There haven’t been many opportunities over the last few seasons to mention the Eagles defense in the same breath as those of the Steelers and Ravens. But that is where they are. And it can carry them a long way.
Just look at what they did to Washington.
— Joined the Steelers as the only two teams to hold Daniels, the electric dual-threat rookie quarterback, under 20 yards rushing in a game. The former LSU star entered Week 11 averaging 8.5 attempts and 46.4 yards per game. Against the Eagles, he managed just 18 yards on seven carries.
— Held Daniels’ go-to target, the always-dangerous Terry McLaurin, to two targets, one catch, and 10 receiving yards.
— Held Washington to four plays or less on over half of their drives.
The statement moment came with a little over nine minutes remaining in the fourth quarter and the Eagles clinging to a 12-10 lead. Washington was facing a second-and-1 at the Eagles 25-yard line, already in position for a go-ahead field goal.
Really, it was three moments.
— Carter stuffs Robinson for no gain on second-and-1.

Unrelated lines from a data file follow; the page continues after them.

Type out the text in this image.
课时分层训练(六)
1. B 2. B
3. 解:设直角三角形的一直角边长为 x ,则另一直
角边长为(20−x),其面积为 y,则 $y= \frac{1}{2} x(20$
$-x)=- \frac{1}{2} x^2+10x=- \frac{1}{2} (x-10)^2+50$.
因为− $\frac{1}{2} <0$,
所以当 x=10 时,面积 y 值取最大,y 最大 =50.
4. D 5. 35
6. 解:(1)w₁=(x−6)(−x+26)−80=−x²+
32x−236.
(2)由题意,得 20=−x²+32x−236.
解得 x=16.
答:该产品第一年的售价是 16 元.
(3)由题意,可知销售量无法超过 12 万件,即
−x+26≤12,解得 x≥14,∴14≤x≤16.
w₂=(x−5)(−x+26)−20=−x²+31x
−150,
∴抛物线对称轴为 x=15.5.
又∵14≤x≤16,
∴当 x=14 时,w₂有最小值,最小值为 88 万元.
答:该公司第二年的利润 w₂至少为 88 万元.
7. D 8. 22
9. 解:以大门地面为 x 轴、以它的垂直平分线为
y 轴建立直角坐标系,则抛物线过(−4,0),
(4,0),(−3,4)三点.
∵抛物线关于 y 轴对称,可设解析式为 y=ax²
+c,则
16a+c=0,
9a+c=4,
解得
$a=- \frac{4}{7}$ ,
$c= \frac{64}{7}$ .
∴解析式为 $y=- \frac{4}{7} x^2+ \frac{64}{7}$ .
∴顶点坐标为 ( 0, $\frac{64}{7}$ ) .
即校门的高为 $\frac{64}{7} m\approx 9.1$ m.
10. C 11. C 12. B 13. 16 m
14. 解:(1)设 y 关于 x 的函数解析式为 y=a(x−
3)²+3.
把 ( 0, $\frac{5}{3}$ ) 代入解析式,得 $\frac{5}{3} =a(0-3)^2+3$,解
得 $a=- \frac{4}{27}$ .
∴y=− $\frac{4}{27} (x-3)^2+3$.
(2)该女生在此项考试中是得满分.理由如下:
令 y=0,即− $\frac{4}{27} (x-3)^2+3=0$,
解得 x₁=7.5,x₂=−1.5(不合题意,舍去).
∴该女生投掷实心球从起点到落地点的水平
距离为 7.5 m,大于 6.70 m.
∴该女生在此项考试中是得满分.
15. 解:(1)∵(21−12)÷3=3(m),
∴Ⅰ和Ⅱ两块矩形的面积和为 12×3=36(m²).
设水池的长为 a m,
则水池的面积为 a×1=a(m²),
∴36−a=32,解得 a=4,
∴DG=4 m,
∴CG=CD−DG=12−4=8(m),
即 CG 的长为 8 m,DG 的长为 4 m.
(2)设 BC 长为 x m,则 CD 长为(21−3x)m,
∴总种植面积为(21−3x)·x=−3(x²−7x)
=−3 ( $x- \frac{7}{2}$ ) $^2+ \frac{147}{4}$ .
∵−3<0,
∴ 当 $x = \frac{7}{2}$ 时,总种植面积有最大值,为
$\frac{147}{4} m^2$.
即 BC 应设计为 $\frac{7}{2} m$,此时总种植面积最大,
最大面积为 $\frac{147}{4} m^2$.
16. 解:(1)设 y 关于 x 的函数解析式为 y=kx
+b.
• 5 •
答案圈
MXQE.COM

— Third-and-1: Same result.
— Fourth-and-1 Commanders eschew the go-ahead field goal to their own detriment: Daniels rolls right on a designed run. The entire Eagles defense rolls with him. Reed Blankenship and Baun knock him hard out of bounds.
It was already over, even before Barkley laid the death blow with a 39-yard-touchdown rumble on the ensuing drive. In fact, we’d already seen the Saquon Barkley Play.
You know what I mean. The Play. The one that comes every week, often in these sorts of circumstances. This time, it came on third-and-6 midway through the third quarter. The Eagles spread out the Commanders defense, leaked Barkley out of the backfield into the middle of the field, then watched him do his thing. After using a change of angle and speed to make the first (and only) would-be tackler miss, Barkley exploded down the wide-open field. With a trio of Commanders defenders converging on him near the 35-yard-line, he somehow accelerated, earning himself at least another 10 or 15 yards and very nearly exploding out of the other side like some kind of action movie hero with the world caving in. From punting the ball away at their own 40 to a first-and-10 at the Commanders’ 17-yard-line. That’s what Barkley did, just as he seemingly does once a week: flipped the field, and the script. After a Jake Elliott field goal and a quick three-and-out, the Eagles had the ball and that all-important designation: the team you’d rather be, even if you’re the team that’s down 10-6.
» READ MORE: Eagles grades: Saquon Barkley, the entire secondary deserve game balls vs. Commanders
“The run game sets up play-action, sets up a lot of stuff, but I really think our defense has played lights out and set us up in positions to win,” Eagles right tackle Lane Johnson said. “We didn’t have a great first half. They bailed us out numerous times … Coach Fangio and his staff are doing a great job of keeping them focused. Maybe our offense can match their intensity in the first half and make games not so close.”
It would definitely help. But winning the close ones matters a lot. The Eagles have a devastating combination: a running back who can do things that no other running back can, and a veteran defensive coordinator who has spent a couple of months learning how to deploy the vast trove of weapons at his disposal.
The Eagles are a tough team. They are going to be a tough out.